For inference with MCMC, chain diagnostics are also written out in the console.

.. container:: twocol

   .. container:: leftside
   
      .. code-block:: py

         ---------------Posterior diagnostics---------------
         Mean auto-correlation time: 2.057
         Thin: 1
         Burn-in: 4
         Flat chain shape: (13380, 1)
         Mean acceptance fraction*: 0.752
         Gelman-Rubin Test**:  [1.001]

         * This value must lay between 0.234 and 0.5.
         ** These values must be smaller than 1.1.
         --------------------------------------------------
		 
   .. container:: rightside

      .. image:: ./examples/user_guide/Outputs_Bayes_model_Calib/Posterior_Dist_model_emulator.pdf
         :width: 400
         :alt: Posterior distribution of the input parameter
		 
      .. image:: ./examples/user_guide/Outputs_Bayes_model_Calib/Post_Prior_Perd_model_emulator_A.pdf
         :width: 400
         :alt: Comparison of posterior prediction to the observation
		 
		 
For validation, we can add properties for ``bootstrap`` of the observations.
In this example we perturb the observations with Gaussian noise.
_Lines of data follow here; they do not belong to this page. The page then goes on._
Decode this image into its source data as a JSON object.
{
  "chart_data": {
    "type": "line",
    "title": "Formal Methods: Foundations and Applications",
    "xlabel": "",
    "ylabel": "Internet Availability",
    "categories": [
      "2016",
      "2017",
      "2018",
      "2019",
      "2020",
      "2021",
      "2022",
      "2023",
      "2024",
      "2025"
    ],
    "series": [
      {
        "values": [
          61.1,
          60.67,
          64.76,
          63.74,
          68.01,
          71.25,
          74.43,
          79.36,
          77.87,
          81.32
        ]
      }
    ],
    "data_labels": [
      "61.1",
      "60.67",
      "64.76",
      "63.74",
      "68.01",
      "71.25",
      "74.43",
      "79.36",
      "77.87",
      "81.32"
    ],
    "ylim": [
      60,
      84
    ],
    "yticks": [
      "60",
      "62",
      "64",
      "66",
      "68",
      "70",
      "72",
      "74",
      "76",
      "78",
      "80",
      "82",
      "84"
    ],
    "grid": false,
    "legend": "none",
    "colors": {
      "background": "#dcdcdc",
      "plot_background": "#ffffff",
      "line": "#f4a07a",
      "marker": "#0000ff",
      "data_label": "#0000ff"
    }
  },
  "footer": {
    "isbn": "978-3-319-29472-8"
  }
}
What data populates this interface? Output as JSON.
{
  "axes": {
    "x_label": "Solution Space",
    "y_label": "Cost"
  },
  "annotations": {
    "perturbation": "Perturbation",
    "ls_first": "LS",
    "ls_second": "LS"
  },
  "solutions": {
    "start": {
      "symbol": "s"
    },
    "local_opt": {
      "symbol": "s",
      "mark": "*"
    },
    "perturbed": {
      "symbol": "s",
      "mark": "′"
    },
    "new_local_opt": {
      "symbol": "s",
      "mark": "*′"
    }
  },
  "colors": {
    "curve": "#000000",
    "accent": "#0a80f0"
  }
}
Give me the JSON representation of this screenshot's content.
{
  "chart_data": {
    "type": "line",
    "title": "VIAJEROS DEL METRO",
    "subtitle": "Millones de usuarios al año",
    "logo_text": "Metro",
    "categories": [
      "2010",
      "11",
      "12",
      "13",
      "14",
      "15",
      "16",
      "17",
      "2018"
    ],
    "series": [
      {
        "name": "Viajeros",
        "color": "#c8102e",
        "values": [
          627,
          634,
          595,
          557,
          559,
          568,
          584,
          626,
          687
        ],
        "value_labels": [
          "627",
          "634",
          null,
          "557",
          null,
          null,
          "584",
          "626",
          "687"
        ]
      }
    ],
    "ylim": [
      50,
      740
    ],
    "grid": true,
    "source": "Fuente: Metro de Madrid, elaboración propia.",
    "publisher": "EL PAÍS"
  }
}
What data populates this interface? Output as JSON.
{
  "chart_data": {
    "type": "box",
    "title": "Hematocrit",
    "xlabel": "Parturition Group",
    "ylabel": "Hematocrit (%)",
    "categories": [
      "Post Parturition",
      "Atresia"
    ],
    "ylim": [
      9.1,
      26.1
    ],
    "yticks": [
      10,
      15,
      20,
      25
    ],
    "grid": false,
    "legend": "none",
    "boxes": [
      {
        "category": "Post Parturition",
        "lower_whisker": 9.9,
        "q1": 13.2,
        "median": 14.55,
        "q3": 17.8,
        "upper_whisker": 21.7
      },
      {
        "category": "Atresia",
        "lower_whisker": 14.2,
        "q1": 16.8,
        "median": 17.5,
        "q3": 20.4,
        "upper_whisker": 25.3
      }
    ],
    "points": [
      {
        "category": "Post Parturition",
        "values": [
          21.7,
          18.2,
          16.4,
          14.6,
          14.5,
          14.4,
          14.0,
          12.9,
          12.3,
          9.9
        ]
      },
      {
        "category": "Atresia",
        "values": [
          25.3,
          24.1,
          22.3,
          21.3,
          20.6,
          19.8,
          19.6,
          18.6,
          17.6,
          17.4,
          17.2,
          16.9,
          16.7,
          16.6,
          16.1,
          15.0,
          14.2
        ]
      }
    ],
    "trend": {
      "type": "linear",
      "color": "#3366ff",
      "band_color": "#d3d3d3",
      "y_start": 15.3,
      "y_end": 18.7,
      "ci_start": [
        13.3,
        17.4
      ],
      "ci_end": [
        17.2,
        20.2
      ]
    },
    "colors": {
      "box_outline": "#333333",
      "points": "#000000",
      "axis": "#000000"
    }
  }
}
>>> bayes.bootstrap_method = 'normal'
>>> bayes.n_bootstrap_itrs = 500
>>> bayes.bootstrap_noise = 0.2

Since this is now a validation setting, the :any:`bayesvalidrox.bayes_inference.bayes_inference.BayesInference` object will look for validation observations.
We just copy the observations used for inference.

>>> model.observations_valid = model.observations

We can calculate additional metrics for validation, by adding them to ``valid_metrics``.
Options include the Kullback-Leibler Divergence (``'KLD'``) and Information entropy (``'inf_entropy'``).

>>> bayes.valid_metrics = ['kld', 'inf_entropy']

Now we can run the validation, which will return the log-BME of the model or surrogate model on the observations.

>>> log_bme = bayes.run_validation()

If the output directory ``bayes.out_dir`` is not set otherwise, the outputs are written into the folder ``Outputs_Bayes_model_Valid``, and the log-BME is visualized.
The additional metrics are stored in ``bayes.kld`` and ``bayes.inf_entropy``.